The fig 6.1 for the above question-
FIGURE 6.1. The two-bit parity or exclusive-OR problem can be solved by a three-layer network. At the bottom is the two-dimensional feature xi x2-space, along with the four patterns to be classified. The three-layer network is shown in the middle. The input units are linear and merely distribute their feature values through multiplicative weights to the hidden units. The hidden and output units here are linear threshold units, each of which forms the linear sum of its inputs times their associated weight to yield net, and emits a +1 if this net is greater than or equal to 0, and -1 otherwise, as shown by the graphs. Positive or "excitatory" weights are denoted by solid lines, negative or "inhibitory" weights by dashed lines; each weight magnitude is indicated by the line's thickness, and is labeled. The single output unit sums the weighted signals from the hidden units and bias to form its net, and emits a +1 if its net is greater than or equal to 0 and emits a -1 otherwise. Within each unit we show a graph of its input-output or activation function-f(net) versus net. This function is linear for the input units, a constant for the bias, and a step or sign function elsewhere. We say that this network has a 2-2-1 fully connected topology, describing the number of units (other than the bias) in successive layers.
Question 3-
Write a basic backpropagation program for a 3-3-I network with bias to solve the three-bit parity problem where each input has value ±1. That is, the output should be +1 if the number of inputs that have value +1 is even, and should be -1 if the number of such inputs is odd.

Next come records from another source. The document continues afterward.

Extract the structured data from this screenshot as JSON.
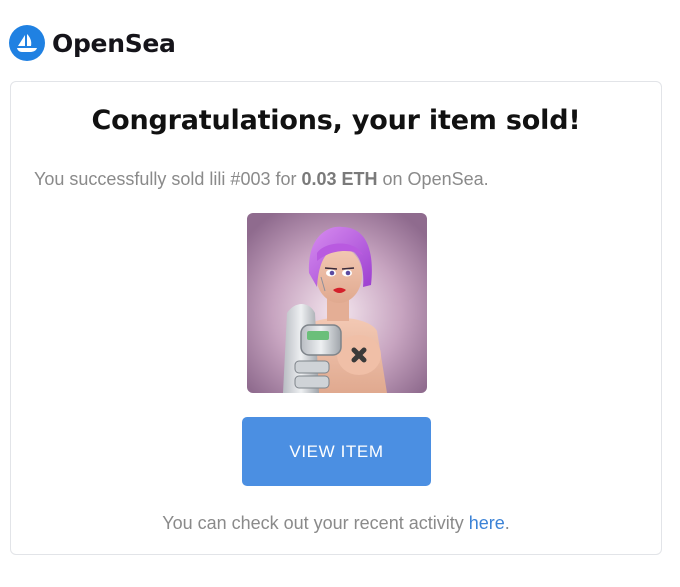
{
  "brand": {
    "name": "OpenSea",
    "logo_icon": "opensea-sailboat-icon",
    "accent_color": "#2081e2"
  },
  "email": {
    "title": "Congratulations, your item sold!",
    "message": {
      "prefix": "You successfully sold lili #003 for ",
      "amount": "0.03 ETH",
      "suffix": " on OpenSea."
    },
    "item_image": {
      "description_icon": "nft-artwork-image"
    },
    "view_button_label": "VIEW ITEM",
    "button_color": "#4b8fe2",
    "footer": {
      "prefix": "You can check out your recent activity ",
      "link_text": "here",
      "suffix": "."
    }
  }
}
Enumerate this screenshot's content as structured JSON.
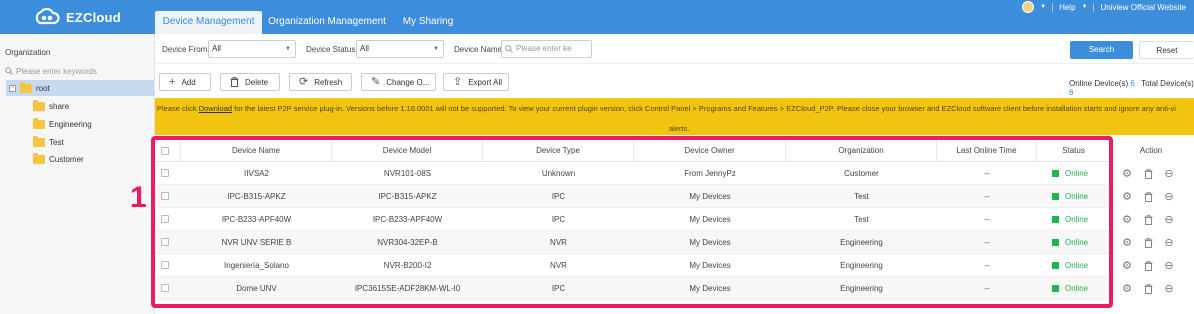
{
  "app": {
    "title": "EZCloud"
  },
  "tabs": [
    {
      "label": "Device Management",
      "active": true
    },
    {
      "label": "Organization Management",
      "active": false
    },
    {
      "label": "My Sharing",
      "active": false
    }
  ],
  "topright": {
    "help": "Help",
    "website": "Uniview Official Website"
  },
  "sidebar": {
    "title": "Organization",
    "search_placeholder": "Please enter keywords",
    "tree": [
      {
        "label": "root",
        "selected": true,
        "shared": false
      },
      {
        "label": "share",
        "selected": false,
        "shared": true
      },
      {
        "label": "Engineering",
        "selected": false,
        "shared": false
      },
      {
        "label": "Test",
        "selected": false,
        "shared": false
      },
      {
        "label": "Customer",
        "selected": false,
        "shared": false
      }
    ]
  },
  "filters": {
    "device_from_label": "Device From:",
    "device_from_value": "All",
    "device_status_label": "Device Status:",
    "device_status_value": "All",
    "device_name_label": "Device Name:",
    "device_name_placeholder": "Please enter ke",
    "search_label": "Search",
    "reset_label": "Reset"
  },
  "toolbar": {
    "add": "Add",
    "delete": "Delete",
    "refresh": "Refresh",
    "change": "Change O...",
    "export": "Export All",
    "online_label": "Online Device(s)",
    "online_count": "6",
    "total_label": "Total Device(s)",
    "total_count": "6"
  },
  "banner": {
    "prefix": "Please click ",
    "link": "Download",
    "line1_rest": " for the latest P2P service plug-in. Versions before 1.16.0001 will not be supported. To view your current plugin version, click Control Panel > Programs and Features > EZCloud_P2P. Please close your browser and EZCloud software client before installation starts and ignore any anti-vi",
    "line2": "alerts."
  },
  "table": {
    "columns": [
      "Device Name",
      "Device Model",
      "Device Type",
      "Device Owner",
      "Organization",
      "Last Online Time",
      "Status"
    ],
    "action_header": "Action",
    "rows": [
      {
        "name": "IIVSA2",
        "model": "NVR101-08S",
        "type": "Unknown",
        "owner": "From JennyPz",
        "org": "Customer",
        "last": "--",
        "status": "Online"
      },
      {
        "name": "IPC-B315-APKZ",
        "model": "IPC-B315-APKZ",
        "type": "IPC",
        "owner": "My Devices",
        "org": "Test",
        "last": "--",
        "status": "Online"
      },
      {
        "name": "IPC-B233-APF40W",
        "model": "IPC-B233-APF40W",
        "type": "IPC",
        "owner": "My Devices",
        "org": "Test",
        "last": "--",
        "status": "Online"
      },
      {
        "name": "NVR UNV SERIE B",
        "model": "NVR304-32EP-B",
        "type": "NVR",
        "owner": "My Devices",
        "org": "Engineering",
        "last": "--",
        "status": "Online"
      },
      {
        "name": "Ingeniería_Solano",
        "model": "NVR-B200-I2",
        "type": "NVR",
        "owner": "My Devices",
        "org": "Engineering",
        "last": "--",
        "status": "Online"
      },
      {
        "name": "Dome UNV",
        "model": "IPC3615SE-ADF28KM-WL-I0",
        "type": "IPC",
        "owner": "My Devices",
        "org": "Engineering",
        "last": "--",
        "status": "Online"
      }
    ]
  },
  "annotation": {
    "callout_number": "1"
  },
  "colors": {
    "brand": "#3c8ddc",
    "online": "#23b24b",
    "banner": "#f1c50f",
    "highlight": "#ec1c63"
  }
}
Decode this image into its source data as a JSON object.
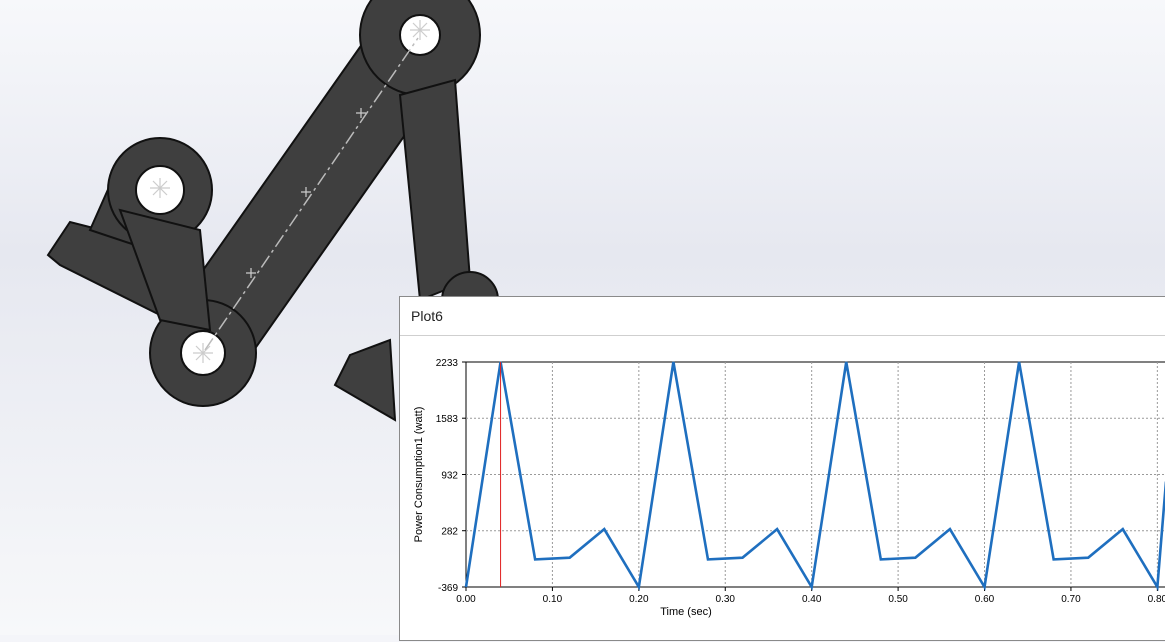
{
  "window": {
    "title": "Plot6"
  },
  "colors": {
    "series": "#1f6fbf",
    "cursor": "#e02020",
    "part": "#4a4a4a"
  },
  "chart_data": {
    "type": "line",
    "title": "",
    "xlabel": "Time (sec)",
    "ylabel": "Power Consumption1 (watt)",
    "xlim": [
      0.0,
      0.81
    ],
    "ylim": [
      -369,
      2233
    ],
    "yticks": [
      -369,
      282,
      932,
      1583,
      2233
    ],
    "xticks": [
      0.0,
      0.1,
      0.2,
      0.3,
      0.4,
      0.5,
      0.6,
      0.7,
      0.8
    ],
    "xtick_labels": [
      "0.00",
      "0.10",
      "0.20",
      "0.30",
      "0.40",
      "0.50",
      "0.60",
      "0.70",
      "0.80"
    ],
    "ytick_labels": [
      "-369",
      "282",
      "932",
      "1583",
      "2233"
    ],
    "grid": true,
    "cursor_x": 0.04,
    "series": [
      {
        "x": [
          0.0,
          0.04,
          0.08,
          0.12,
          0.16,
          0.2,
          0.24,
          0.28,
          0.32,
          0.36,
          0.4,
          0.44,
          0.48,
          0.52,
          0.56,
          0.6,
          0.64,
          0.68,
          0.72,
          0.76,
          0.8,
          0.81
        ],
        "values": [
          -369,
          2233,
          -50,
          -30,
          300,
          -369,
          2233,
          -50,
          -30,
          300,
          -369,
          2233,
          -50,
          -30,
          300,
          -369,
          2233,
          -50,
          -30,
          300,
          -369,
          850
        ]
      }
    ]
  }
}
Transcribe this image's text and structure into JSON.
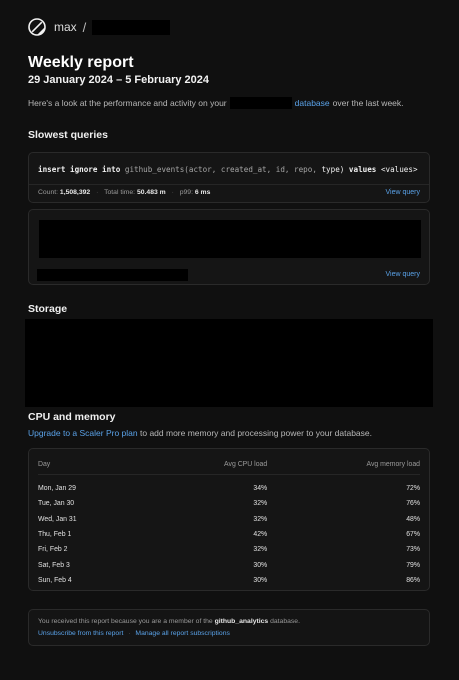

(a) Show the input-to-hidden weight and analyze the faction of each hidden unit.
(b) Retrain several times from new random points until you get a local (but not global) minimum. Analyze the function of the hidden units now.
(c) How many patterns are properly classified for your local minima? Explain.
Question 4-
Train a Boltzmann network consisting of eight input units and ten category units with the characters of a seven-segment display shown in Fig. 7.10.
(a) Use the network to classify each of the ten patterns, and thus verify that all have been learned.
(b) Explore pattern completion in your network the following way. For each of the 28 possible patterns do pattern completion for several characters. Add hidden units and show that better performance results for ambiguous characters
Correction in the above question-
The network has 7 input instead of 8.
In (b) there would 27 possible instead of 28.
FIGURE 7.10. A Boltzmann network can be used for pattern completion-that is, filling in unknown features of a deficient pattern. Here, a 12-unit network with five hidden units has been trained with the 10 numeral patterns of a seven-segment digital display. The diagram at the lower left shows the correspondence between the display segments and nodes of the network. Along the top, a black segment is represented by a + 1, and a light gray segment is represented as a - 1. Consider the deficient pattern consisting of s2 = -1, s5 = +1, but with the other five inputs (shown as dotted lines in the pattern) unspecified. If these units are clamped and the full network is annealed, the remaining five visible units will assume values most probable given the clamped ones, as shown at the right.